Launches of light-class Rokot carrier rockets will resume in the first half of September following a nine-month suspension due to attempts to fix a glitch in the rocket’s booster, Russian space agency, Roscosmos, said.
The glitch was detected during a Rokot launch in January when the rocket’s Briz-KM booster failed to deliver three military satellites into their designated orbits. As a result, one of the satellites was lost.
Roscosmos chief Vladimir Popovkin told reporters Monday that the glitch had been fixed and the next launch of a Rokot vehicle carrying Gonets low-orbit telecoms satellites will be conducted in early September.

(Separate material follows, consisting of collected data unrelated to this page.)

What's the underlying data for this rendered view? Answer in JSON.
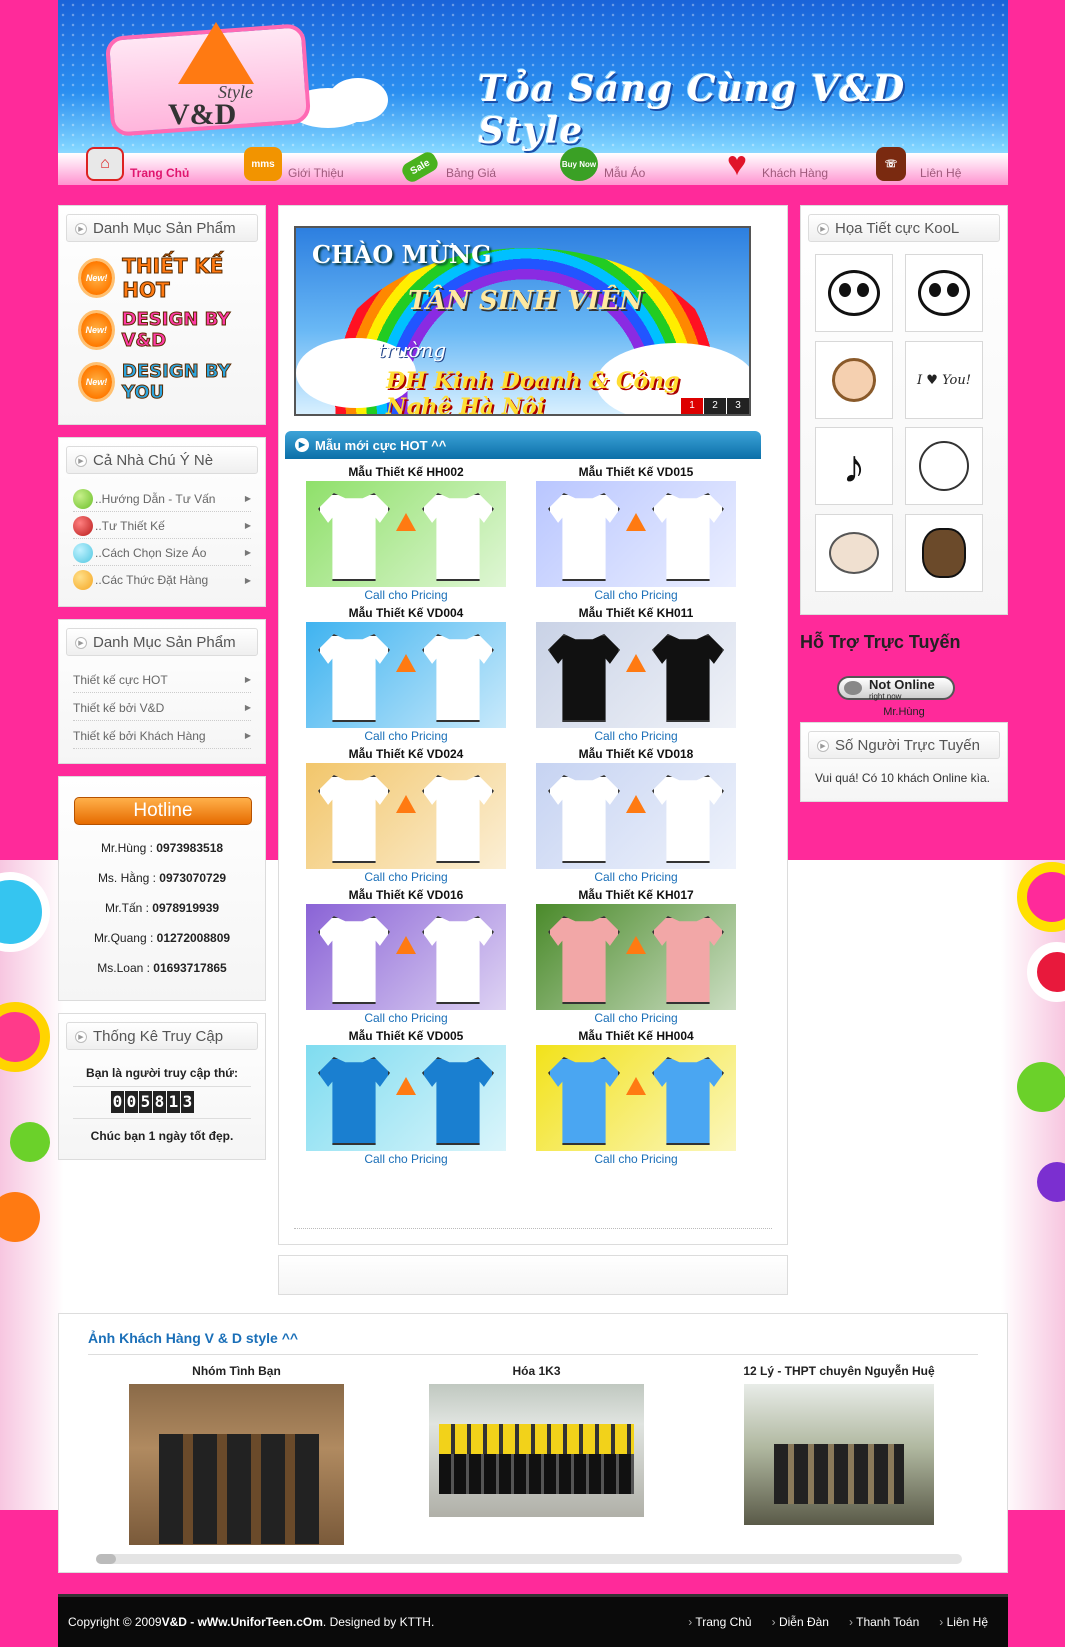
{
  "header": {
    "logo_brand": "V&D",
    "logo_style": "Style",
    "slogan": "Tỏa Sáng Cùng V&D Style",
    "nav": [
      {
        "label": "Trang Chủ",
        "icon": "home-icon",
        "badge": "",
        "color": "#e14",
        "active": true
      },
      {
        "label": "Giới Thiệu",
        "icon": "mms-icon",
        "badge": "mms",
        "color": "#f29400",
        "active": false
      },
      {
        "label": "Bảng Giá",
        "icon": "sale-tag-icon",
        "badge": "Sale",
        "color": "#49b21e",
        "active": false
      },
      {
        "label": "Mẫu Áo",
        "icon": "buy-now-icon",
        "badge": "Buy Now",
        "color": "#3aa025",
        "active": false
      },
      {
        "label": "Khách Hàng",
        "icon": "heart-icon",
        "badge": "",
        "color": "#e0142a",
        "active": false
      },
      {
        "label": "Liên Hệ",
        "icon": "address-book-icon",
        "badge": "",
        "color": "#7a2a10",
        "active": false
      }
    ]
  },
  "left": {
    "box1": {
      "title": "Danh Mục Sản Phẩm",
      "promos": [
        {
          "badge": "New!",
          "text": "THIẾT KẾ HOT",
          "color": "#ff7a12"
        },
        {
          "badge": "New!",
          "text": "DESIGN BY V&D",
          "color": "#ff3aa6"
        },
        {
          "badge": "New!",
          "text": "DESIGN BY YOU",
          "color": "#2da6e0"
        }
      ]
    },
    "box2": {
      "title": "Cả Nhà Chú Ý Nè",
      "items": [
        {
          "label": "..Hướng Dẫn - Tư Vấn",
          "ball": "#6bbf2a"
        },
        {
          "label": "..Tư Thiết Kế",
          "ball": "#b81a1a"
        },
        {
          "label": "..Cách Chọn Size Áo",
          "ball": "#4fc6e0"
        },
        {
          "label": "..Các Thức Đặt Hàng",
          "ball": "#f5a623"
        }
      ]
    },
    "box3": {
      "title": "Danh Mục Sản Phẩm",
      "items": [
        "Thiết kế cực HOT",
        "Thiết kế bởi V&D",
        "Thiết kế bởi Khách Hàng"
      ]
    },
    "hotline": {
      "button": "Hotline",
      "contacts": [
        {
          "name": "Mr.Hùng : ",
          "phone": "0973983518"
        },
        {
          "name": "Ms. Hằng : ",
          "phone": "0973070729"
        },
        {
          "name": "Mr.Tấn : ",
          "phone": "0978919939"
        },
        {
          "name": "Mr.Quang : ",
          "phone": "01272008809"
        },
        {
          "name": "Ms.Loan : ",
          "phone": "01693717865"
        }
      ]
    },
    "stats": {
      "title": "Thống Kê Truy Cập",
      "label": "Bạn là người truy cập thứ:",
      "counter": [
        "0",
        "0",
        "5",
        "8",
        "1",
        "3"
      ],
      "wish": "Chúc bạn 1 ngày tốt đẹp."
    }
  },
  "center": {
    "banner": {
      "line1": "CHÀO MỪNG",
      "line2": "TÂN SINH VIÊN",
      "line3": "trường",
      "line4": "ĐH Kinh Doanh & Công Nghệ Hà Nội",
      "pages": [
        "1",
        "2",
        "3"
      ]
    },
    "section_title": "Mẫu mới cực HOT ^^",
    "products": [
      {
        "title": "Mẫu Thiết Kế HH002",
        "link": "Call cho Pricing",
        "bg": "#8fe06a",
        "s1": "#ffffff",
        "s2": "#ffffff"
      },
      {
        "title": "Mẫu Thiết Kế VD015",
        "link": "Call cho Pricing",
        "bg": "#b9c6ff",
        "s1": "#ffffff",
        "s2": "#ffffff"
      },
      {
        "title": "Mẫu Thiết Kế VD004",
        "link": "Call cho Pricing",
        "bg": "#3fb3f0",
        "s1": "#ffffff",
        "s2": "#ffffff"
      },
      {
        "title": "Mẫu Thiết Kế KH011",
        "link": "Call cho Pricing",
        "bg": "#c9d2e6",
        "s1": "#111111",
        "s2": "#111111"
      },
      {
        "title": "Mẫu Thiết Kế VD024",
        "link": "Call cho Pricing",
        "bg": "#f2c66b",
        "s1": "#ffffff",
        "s2": "#ffffff"
      },
      {
        "title": "Mẫu Thiết Kế VD018",
        "link": "Call cho Pricing",
        "bg": "#c6d3f2",
        "s1": "#ffffff",
        "s2": "#ffffff"
      },
      {
        "title": "Mẫu Thiết Kế VD016",
        "link": "Call cho Pricing",
        "bg": "#8a63d6",
        "s1": "#ffffff",
        "s2": "#ffffff"
      },
      {
        "title": "Mẫu Thiết Kế KH017",
        "link": "Call cho Pricing",
        "bg": "#4a8a2a",
        "s1": "#f2a7a7",
        "s2": "#f2a7a7"
      },
      {
        "title": "Mẫu Thiết Kế VD005",
        "link": "Call cho Pricing",
        "bg": "#7fdcf0",
        "s1": "#1a7fd0",
        "s2": "#1a7fd0"
      },
      {
        "title": "Mẫu Thiết Kế HH004",
        "link": "Call cho Pricing",
        "bg": "#f2e21a",
        "s1": "#4aa6f2",
        "s2": "#4aa6f2"
      }
    ]
  },
  "right": {
    "icons_title": "Họa Tiết cực KooL",
    "support_title": "Hỗ Trợ Trực Tuyến",
    "status_main": "Not Online",
    "status_sub": "right now",
    "support_name": "Mr.Hùng",
    "online_title": "Số Người Trực Tuyến",
    "online_text": "Vui quá! Có 10 khách Online kìa."
  },
  "customers": {
    "title": "Ảnh Khách Hàng V & D style ^^",
    "items": [
      "Nhóm Tình Bạn",
      "Hóa 1K3",
      "12 Lý - THPT chuyên Nguyễn Huệ"
    ]
  },
  "footer": {
    "copyright_pre": "Copyright © 2009 ",
    "copyright_brand": "V&D - wWw.UniforTeen.cOm",
    "copyright_post": ". Designed by KTTH.",
    "links": [
      "Trang Chủ",
      "Diễn Đàn",
      "Thanh Toán",
      "Liên Hệ"
    ]
  }
}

Russia’s space program suffered a series of setbacks in the past few years. In a most recent incident, a Proton-M rocket carrying three satellites for the Glonass positioning system, Russia’s answer to GPS, crashed in a ball of flames, seconds after blasting off from Russia’s Baikonur space center in Kazakhstan on July 2.
Deputy Prime Minister Dmitry Rogozin heavily criticized Russia’s space industry on Monday, lambasting technical incompetence and calling for structural reform across the whole sector during a meeting of a commission appointed to investigate the Proton launch failure.
In July, Russia’s Audit Chamber said the Federal Space Program was ineffective, and blighted by poor management and use of funds for space projects.